Dutch chips won’t go to China, but a Hong Kong bishop will

News briefing for March 9, 2023

Here’s what else you need to know about China today:

Top story: China’s “Two Sessions” are well underway in Beijing, and the country’s top leaders are proposing all sorts of strategies to bring Xi’s self-sufficiency drive to life, including a sweeping overhaul of its key ministries. Scroll down for a summary or click through for the whole thing.

Beijing hit back at the Dutch plan to join U.S.-led chip curbs on China. The Hague announced new export restrictions for the “most advanced” semiconductor technologies, including some cutting-edge tools made by Dutch chipmaking giant ASML, in the first public details about an earlier deal Japan and the Netherlands struck with the U.S. to limit such sales to China.

Hong Kong’s Catholic bishop will visit Beijing for the first time in four decades. The five-day trip next month by Bishop Stephen Chow (周守仁 Zhōu Shǒurén) “underscores the mission of the Diocese of Hong Kong to be a bridge…and promote exchanges and interactions between the two sides” amid an uneasy Sino-Vatican relationship. His predecessor, the 90-year-old Cardinal Joseph Zen (陳日君 Chén Rìjūn), was a prominent critic of the Sino-Vatican deal and an outspoken advocate of Hong Kong’s pro-democracy movement that began in 2019. Zen was arrested and found guilty last year of failing to properly register a now-defunct humanitarian fund.
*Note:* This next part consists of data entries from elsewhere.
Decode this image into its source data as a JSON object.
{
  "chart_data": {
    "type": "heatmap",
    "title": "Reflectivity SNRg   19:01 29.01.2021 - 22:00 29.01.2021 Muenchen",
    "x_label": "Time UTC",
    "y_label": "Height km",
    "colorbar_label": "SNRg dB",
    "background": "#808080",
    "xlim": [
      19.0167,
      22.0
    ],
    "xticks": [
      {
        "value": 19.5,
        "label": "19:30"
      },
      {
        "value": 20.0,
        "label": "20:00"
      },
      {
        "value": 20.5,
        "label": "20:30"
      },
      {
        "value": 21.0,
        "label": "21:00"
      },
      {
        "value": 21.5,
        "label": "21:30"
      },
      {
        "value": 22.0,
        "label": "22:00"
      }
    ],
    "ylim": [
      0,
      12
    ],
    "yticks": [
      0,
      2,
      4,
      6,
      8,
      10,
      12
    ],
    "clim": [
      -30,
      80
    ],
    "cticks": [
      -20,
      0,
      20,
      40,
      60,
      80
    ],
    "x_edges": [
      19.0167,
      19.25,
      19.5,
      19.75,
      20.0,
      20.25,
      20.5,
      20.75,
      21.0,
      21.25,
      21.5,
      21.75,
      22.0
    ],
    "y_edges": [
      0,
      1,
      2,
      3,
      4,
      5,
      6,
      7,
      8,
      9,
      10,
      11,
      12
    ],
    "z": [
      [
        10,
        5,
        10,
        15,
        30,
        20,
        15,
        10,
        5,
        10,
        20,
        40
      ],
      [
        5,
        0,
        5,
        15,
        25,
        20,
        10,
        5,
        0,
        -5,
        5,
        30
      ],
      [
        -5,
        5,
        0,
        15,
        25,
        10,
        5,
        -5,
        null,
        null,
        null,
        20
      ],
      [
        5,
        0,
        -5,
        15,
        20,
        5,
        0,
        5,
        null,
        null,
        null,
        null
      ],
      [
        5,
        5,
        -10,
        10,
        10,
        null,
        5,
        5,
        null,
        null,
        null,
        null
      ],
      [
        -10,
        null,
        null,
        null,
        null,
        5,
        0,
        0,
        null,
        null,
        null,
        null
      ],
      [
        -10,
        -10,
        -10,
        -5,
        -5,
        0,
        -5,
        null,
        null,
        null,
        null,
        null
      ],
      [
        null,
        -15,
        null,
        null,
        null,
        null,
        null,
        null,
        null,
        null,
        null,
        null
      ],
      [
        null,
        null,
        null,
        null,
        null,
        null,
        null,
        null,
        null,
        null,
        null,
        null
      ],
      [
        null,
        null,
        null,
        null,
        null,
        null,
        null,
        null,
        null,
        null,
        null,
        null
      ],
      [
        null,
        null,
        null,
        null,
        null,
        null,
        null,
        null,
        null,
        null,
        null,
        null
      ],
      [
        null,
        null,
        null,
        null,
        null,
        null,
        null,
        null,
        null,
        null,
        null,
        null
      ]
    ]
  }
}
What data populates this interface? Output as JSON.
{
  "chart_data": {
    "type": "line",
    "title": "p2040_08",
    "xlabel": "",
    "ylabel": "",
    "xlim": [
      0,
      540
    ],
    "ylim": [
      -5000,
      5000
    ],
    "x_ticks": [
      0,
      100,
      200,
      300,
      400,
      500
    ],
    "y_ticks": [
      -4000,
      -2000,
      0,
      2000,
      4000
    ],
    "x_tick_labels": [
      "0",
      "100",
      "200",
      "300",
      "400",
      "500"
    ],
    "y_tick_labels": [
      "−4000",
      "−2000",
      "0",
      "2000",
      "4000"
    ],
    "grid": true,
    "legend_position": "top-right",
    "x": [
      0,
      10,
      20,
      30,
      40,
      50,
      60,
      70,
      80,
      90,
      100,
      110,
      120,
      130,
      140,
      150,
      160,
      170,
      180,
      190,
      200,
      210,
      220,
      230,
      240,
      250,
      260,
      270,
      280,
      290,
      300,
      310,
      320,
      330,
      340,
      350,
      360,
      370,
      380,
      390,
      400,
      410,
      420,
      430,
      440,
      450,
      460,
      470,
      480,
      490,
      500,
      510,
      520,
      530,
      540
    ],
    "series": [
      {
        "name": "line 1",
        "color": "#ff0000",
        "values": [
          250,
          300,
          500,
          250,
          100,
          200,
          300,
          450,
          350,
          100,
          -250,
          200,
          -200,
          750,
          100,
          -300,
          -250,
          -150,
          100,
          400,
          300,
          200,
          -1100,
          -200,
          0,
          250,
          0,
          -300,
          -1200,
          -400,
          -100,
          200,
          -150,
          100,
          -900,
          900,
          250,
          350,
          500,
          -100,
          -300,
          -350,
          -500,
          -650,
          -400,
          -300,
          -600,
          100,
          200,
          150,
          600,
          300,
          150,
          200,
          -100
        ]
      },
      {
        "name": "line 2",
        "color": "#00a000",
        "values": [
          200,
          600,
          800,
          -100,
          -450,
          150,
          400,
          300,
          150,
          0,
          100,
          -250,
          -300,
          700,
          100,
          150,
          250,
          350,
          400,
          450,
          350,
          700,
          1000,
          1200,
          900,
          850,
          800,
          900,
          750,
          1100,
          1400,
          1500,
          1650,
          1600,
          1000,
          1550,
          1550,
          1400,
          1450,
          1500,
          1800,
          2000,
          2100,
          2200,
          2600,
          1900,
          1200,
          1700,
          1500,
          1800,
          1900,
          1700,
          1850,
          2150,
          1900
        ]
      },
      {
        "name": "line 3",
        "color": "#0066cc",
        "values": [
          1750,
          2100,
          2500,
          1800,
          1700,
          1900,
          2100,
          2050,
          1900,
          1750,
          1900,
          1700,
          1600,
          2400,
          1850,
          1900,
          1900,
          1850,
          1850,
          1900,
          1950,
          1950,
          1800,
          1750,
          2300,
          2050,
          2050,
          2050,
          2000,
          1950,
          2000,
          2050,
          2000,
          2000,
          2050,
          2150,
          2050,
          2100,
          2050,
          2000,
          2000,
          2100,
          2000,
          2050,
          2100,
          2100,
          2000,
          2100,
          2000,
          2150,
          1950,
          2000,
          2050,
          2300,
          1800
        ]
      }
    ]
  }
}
China and Russia abstained from a UN decision to keep an arms embargo on Sudan for the violence in the country’s western Darfur region that began in 2004. The two world powers were the only ones out of the 15 council members that did not vote in favor of the resolution, arguing that the Darfur conflict is largely over.

Australia lifted COVID testing rules for travelers coming from China, Hong Kong, and Macau on March 11, following a similar move made by the U.S. and other countries to roll back such travel restrictions. The move comes two months after the controversial rules were put in place to stop the wave of post-COVID-zero infections that were sweeping over China.